We hiked to the Seceda ridges, stopping often to take in the majestic scenes appearing right in front of us. The Fermeda Towers, wildflower fields, and snowcapped peaks made us feel like we were in a different world. It was almost sad when we finally arrived back at the cable car station and began our descent. It was truly a magical day.

Rolling Fog

In the evening, we went to hell! Hotel Hell that is. Our dinner was at Zicoria Brasserie which is located in the hotel by that name. The dinner and service was a thousand percent better than the previous night. We did noticed that restaurant prices in the Dolomites were higher than elsewhere in Italy. I guess you pay for the view.

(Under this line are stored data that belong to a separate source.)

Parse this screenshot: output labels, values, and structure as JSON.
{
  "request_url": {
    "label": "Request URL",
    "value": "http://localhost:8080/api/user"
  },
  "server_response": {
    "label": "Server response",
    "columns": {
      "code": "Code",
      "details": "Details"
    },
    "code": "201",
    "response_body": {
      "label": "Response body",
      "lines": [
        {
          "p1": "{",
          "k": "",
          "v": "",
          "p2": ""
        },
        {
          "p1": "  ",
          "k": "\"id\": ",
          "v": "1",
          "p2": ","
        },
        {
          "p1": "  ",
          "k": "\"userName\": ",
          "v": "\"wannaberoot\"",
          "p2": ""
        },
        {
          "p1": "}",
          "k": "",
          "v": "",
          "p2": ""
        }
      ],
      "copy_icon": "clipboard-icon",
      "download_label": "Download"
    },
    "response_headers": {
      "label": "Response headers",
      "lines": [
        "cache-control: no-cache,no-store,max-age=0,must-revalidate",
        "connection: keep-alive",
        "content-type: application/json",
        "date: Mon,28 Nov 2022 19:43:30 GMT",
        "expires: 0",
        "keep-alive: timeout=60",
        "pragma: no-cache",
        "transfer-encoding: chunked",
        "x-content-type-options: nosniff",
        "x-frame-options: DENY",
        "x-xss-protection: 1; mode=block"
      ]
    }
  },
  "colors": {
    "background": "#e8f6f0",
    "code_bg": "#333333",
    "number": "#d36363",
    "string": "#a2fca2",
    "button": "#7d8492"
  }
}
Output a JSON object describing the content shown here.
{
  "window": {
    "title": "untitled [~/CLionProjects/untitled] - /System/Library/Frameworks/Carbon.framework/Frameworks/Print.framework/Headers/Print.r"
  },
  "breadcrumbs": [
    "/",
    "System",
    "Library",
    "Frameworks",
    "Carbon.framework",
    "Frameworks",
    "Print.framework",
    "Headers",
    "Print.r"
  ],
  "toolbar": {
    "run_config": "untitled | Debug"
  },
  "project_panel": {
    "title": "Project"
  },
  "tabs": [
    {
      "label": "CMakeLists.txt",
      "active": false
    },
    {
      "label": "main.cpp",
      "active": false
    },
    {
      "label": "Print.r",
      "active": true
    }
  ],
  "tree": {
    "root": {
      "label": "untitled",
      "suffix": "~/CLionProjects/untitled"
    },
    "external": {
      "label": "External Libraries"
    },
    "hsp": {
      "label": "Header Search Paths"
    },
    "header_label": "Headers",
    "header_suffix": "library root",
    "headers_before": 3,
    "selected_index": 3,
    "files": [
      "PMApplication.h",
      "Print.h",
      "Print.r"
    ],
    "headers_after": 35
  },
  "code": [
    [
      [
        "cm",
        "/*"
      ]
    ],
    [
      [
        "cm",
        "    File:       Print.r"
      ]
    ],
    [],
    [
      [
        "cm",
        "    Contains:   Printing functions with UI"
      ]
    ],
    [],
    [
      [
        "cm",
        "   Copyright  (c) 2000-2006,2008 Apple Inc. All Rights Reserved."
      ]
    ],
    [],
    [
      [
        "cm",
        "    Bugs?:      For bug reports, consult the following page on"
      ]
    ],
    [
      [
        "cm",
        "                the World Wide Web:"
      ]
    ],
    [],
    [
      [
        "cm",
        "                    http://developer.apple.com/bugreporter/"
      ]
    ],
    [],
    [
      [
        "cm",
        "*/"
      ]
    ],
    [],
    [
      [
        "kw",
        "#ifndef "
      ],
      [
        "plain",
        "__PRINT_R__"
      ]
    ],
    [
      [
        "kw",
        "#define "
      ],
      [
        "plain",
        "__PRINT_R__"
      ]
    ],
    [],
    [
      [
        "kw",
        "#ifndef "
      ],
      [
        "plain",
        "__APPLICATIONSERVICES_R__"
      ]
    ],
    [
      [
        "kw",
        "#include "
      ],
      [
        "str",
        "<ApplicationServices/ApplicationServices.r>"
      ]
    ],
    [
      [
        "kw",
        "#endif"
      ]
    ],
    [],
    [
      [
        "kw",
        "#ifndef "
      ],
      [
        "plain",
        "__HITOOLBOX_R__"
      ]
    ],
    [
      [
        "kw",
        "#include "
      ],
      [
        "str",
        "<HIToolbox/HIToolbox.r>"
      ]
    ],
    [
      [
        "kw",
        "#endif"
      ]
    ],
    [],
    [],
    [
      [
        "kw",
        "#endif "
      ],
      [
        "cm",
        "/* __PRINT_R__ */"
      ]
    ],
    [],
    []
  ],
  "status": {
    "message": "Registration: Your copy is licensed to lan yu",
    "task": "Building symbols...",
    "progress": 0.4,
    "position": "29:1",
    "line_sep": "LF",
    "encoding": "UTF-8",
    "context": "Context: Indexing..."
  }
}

We finally arrived on our last real day of being a tourist in Italy. We couldn’t think of a better place to end our vacation than in the Dolomites. We repeated our daily use of the La Curta escalators. After exiting, we climbed a few streets to a higher elevation to reach the Resciesa funicular. What we noticed right away is that Resciesa has about one-third of the foot traffic as the Seceda lift. We enjoyed a nice eight minute ride up through meadows and forests. No fog this morning. We talked with a couple from Colorado. They told us that they spend three months in Italy every year. From what we understood, they had purchased property a long time ago and then watched as property values soared. This has allowed them to enjoy long-term international vacations. I asked, but they do not want to adopt any older children.

When we exited the funicular, there were no jaw-dropping scenery which we witnessed at Seceda. It was a pretty forested area with a rocky path. The rocky path wasn’t the best, but it turned into a smooth hard-packed dirt trail after a short distance. We hiked through various meadows and woods for a distance.

The Resciesa Trail

Flag for the Rifugio Resciesa Schultzhutte Raschotz

The trail opened up and majestic views of the surrounding mountain ranges gloriously came into view.  In the distance, we saw a banner flying.  This announced we were approaching the popular Rifugio Resciesa Schultzhutte Racholtz. This restaurant lodge stands alone as a welcoming beacon to this mountaintop.  It happily greets everyone who has made this hike in order to witness sheer beauty at its best. It has a lodge for overnight guests, and the restaurant offers deliciously cooked meals, along with cold beverages. We stopped and enjoyed a beer before heading up to the Santa Croce Chapel. The chapel was built in 1755 and restored in 2012. Another tourist offered to take our picture.

That marked our turnaround spot. As we hiked back toward the lodge, this was our view.

We returned to the funicular and descended to Ortisei. All of our planned activities in Italy were now completed, or skipped. We had another tasty dinner in Ortisei, this time at Mauriz Keller. One cute incident was that we were seated next to a mother and her two young daughters. After a period of time, the older daughter had to use the restroom, while the youngest was crashed out. The mother asked if we would watch her daughter while they went to the restroom. I guess we look like safe grandparents.

We returned back to Avita Suites and prepared for our return trip to the Rome airport. It would be a long day tomorrow.